Troy Reeves received the ARMLS monthly statistics for the Phoenix metro area as of August 14, 2014. The report included commentary by Tom Ruff of The Information Market.
Please read Tom Ruff’s commentary below;
For the last year I’ve been faced with the challenge of seeking new ways to describe a real estate market that has been uninspiring but consistent. As we report data for July 2014, I’m faced with the same challenge, how to repackage boring.
There were no surprises in July with the median sales price, average sales price or total sales volume. They all came in as expected. The ARMLS Pending Price index for July 2014 projected a 1% rise in the median sales price to $197,000, an average sales price of $249,200 with a projected sales volume around 6,600. The final numbers were $197,000, $249,700 and 6,775 respectively. The reason I point out the accuracy of our projections is simply to say our market is and has been quite “dependable.”
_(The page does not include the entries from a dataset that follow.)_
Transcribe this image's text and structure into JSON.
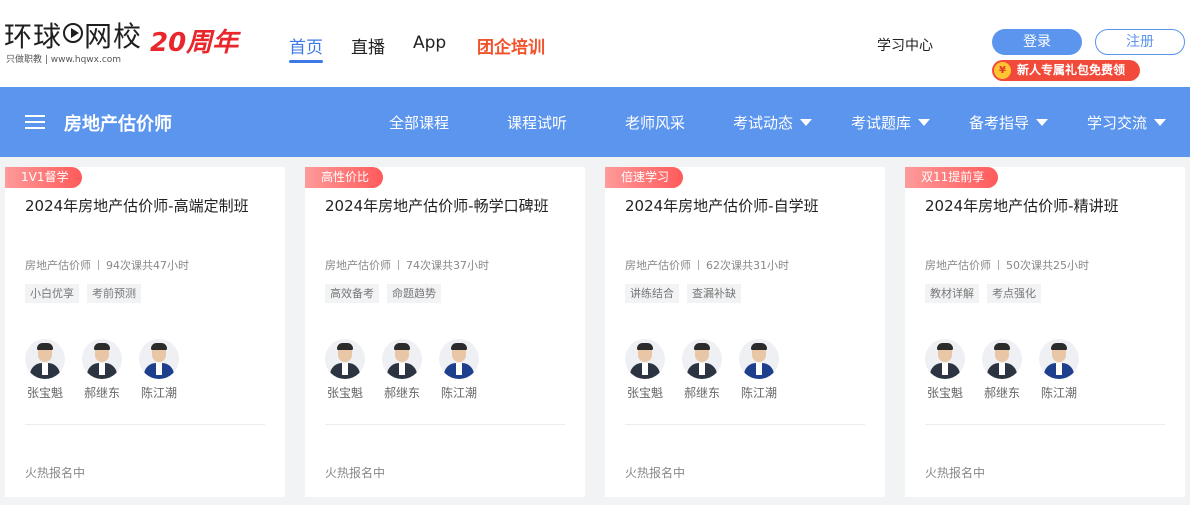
{
  "header": {
    "logo_text_a": "环球",
    "logo_text_b": "网校",
    "logo_slogan": "只做职教 | www.hqwx.com",
    "anniversary": "20周年",
    "nav": [
      "首页",
      "直播",
      "App",
      "团企培训"
    ],
    "study_center": "学习中心",
    "login": "登录",
    "register": "注册",
    "promo": "新人专属礼包免费领",
    "promo_coin": "¥"
  },
  "bluebar": {
    "title": "房地产估价师",
    "nav": [
      {
        "label": "全部课程",
        "dropdown": false
      },
      {
        "label": "课程试听",
        "dropdown": false
      },
      {
        "label": "老师风采",
        "dropdown": false
      },
      {
        "label": "考试动态",
        "dropdown": true
      },
      {
        "label": "考试题库",
        "dropdown": true
      },
      {
        "label": "备考指导",
        "dropdown": true
      },
      {
        "label": "学习交流",
        "dropdown": true
      }
    ]
  },
  "cards": [
    {
      "badge": "1V1督学",
      "title": "2024年房地产估价师-高端定制班",
      "category": "房地产估价师",
      "lessons": "94次课共47小时",
      "tags": [
        "小白优享",
        "考前预测"
      ],
      "teachers": [
        "张宝魁",
        "郝继东",
        "陈江潮"
      ],
      "status": "火热报名中"
    },
    {
      "badge": "高性价比",
      "title": "2024年房地产估价师-畅学口碑班",
      "category": "房地产估价师",
      "lessons": "74次课共37小时",
      "tags": [
        "高效备考",
        "命题趋势"
      ],
      "teachers": [
        "张宝魁",
        "郝继东",
        "陈江潮"
      ],
      "status": "火热报名中"
    },
    {
      "badge": "倍速学习",
      "title": "2024年房地产估价师-自学班",
      "category": "房地产估价师",
      "lessons": "62次课共31小时",
      "tags": [
        "讲练结合",
        "查漏补缺"
      ],
      "teachers": [
        "张宝魁",
        "郝继东",
        "陈江潮"
      ],
      "status": "火热报名中"
    },
    {
      "badge": "双11提前享",
      "title": "2024年房地产估价师-精讲班",
      "category": "房地产估价师",
      "lessons": "50次课共25小时",
      "tags": [
        "教材详解",
        "考点强化"
      ],
      "teachers": [
        "张宝魁",
        "郝继东",
        "陈江潮"
      ],
      "status": "火热报名中"
    }
  ],
  "colors": {
    "brand_blue": "#5b95ee",
    "accent_red": "#e8262b",
    "hot_orange": "#f2532c"
  }
}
The charts for July speak for themselves shouting more of the same with only a couple minor expectations. The most interesting change comes under the heading of new inventory. For the second consecutive month, first in June and now July, we’ve seen the lowest total of new listings for each of these months respectively in the 14 years ARMLS has been reporting this data. This possible trend, if it continues, will have significant implications moving forward. One final point to consider when viewing the numbers this month — we are now through “our season.” History tells us sales volume will decline each month through November as was the case in July. Sale volume in July was 6.2% lower than June.
Real estate is a cyclical business, and our current phase just turned one year old this past week. A cycle by its very definition is a repeated sequence of events. The characteristics of our present phase include flat prices, tepid demand, and typical supply. Sales volume figures and sales price data receive the bulk of media attention each month, while very few pundits discuss the dramatic improvement we’ve seen in the composition of our sales. There has been a measurable shift away from a market
once dominated by distressed sales and investor purchases to a much healthier more traditional market.
While I’ve struggled with new ways to describe this maturing phase where sales volume is less than desirable but where the quality of these sales is improving, our journalistic friends this month had no such problems. In July I saw several reports where the mundane numbers of the past few months were packaged into something truly astonishing.
Our current housing market is not perfect by any means, but I do believe we’re continuing faithfully down the long path of recovery, showing subtle and consistent improvement each month. We are definitely not the ugly picture the articles above paint. Time and time again in STAT we’ve described 2014 as being a transitional year, a year in which we move closer to a normal, robust and sustainable housing market. In a recent report, Doug Duncan, a senior vice-president and chief
economist at Fannie Mae stated, “We have always believed that for the housing recovery to be considered robust, we will need strong and sustained full-time job and income growth. Recent data indicating the creation of more than 200,000 jobs over each of the last six months, combined with this month’s improvement in the share of consumers reporting significantly higher household income than a year ago, does provide some reason for optimism. If these trends continue, they could lead to some upside in housing in 2015.
As mentioned earlier, the Pending Price Index (PPI) projected the median sales price in July to be $197,000, with the actual median price coming in at $197,000. Our sales volume projections also came in as expected with sales volume in July lower than in June. In August the median sales price is projected to fall to $194,900. Let’s not jump to rash conclusions if the median price falls as expected. When the median sales price rose from February through June we not only cautioned against interpreting these increases as rising home values but we also suggested the median home price would retreat later in the year, most likely in August. Home prices have been stable, remaining flat for the last 12 months. Sales volume will be lower in August than July with expected sales volume to be around 6,350.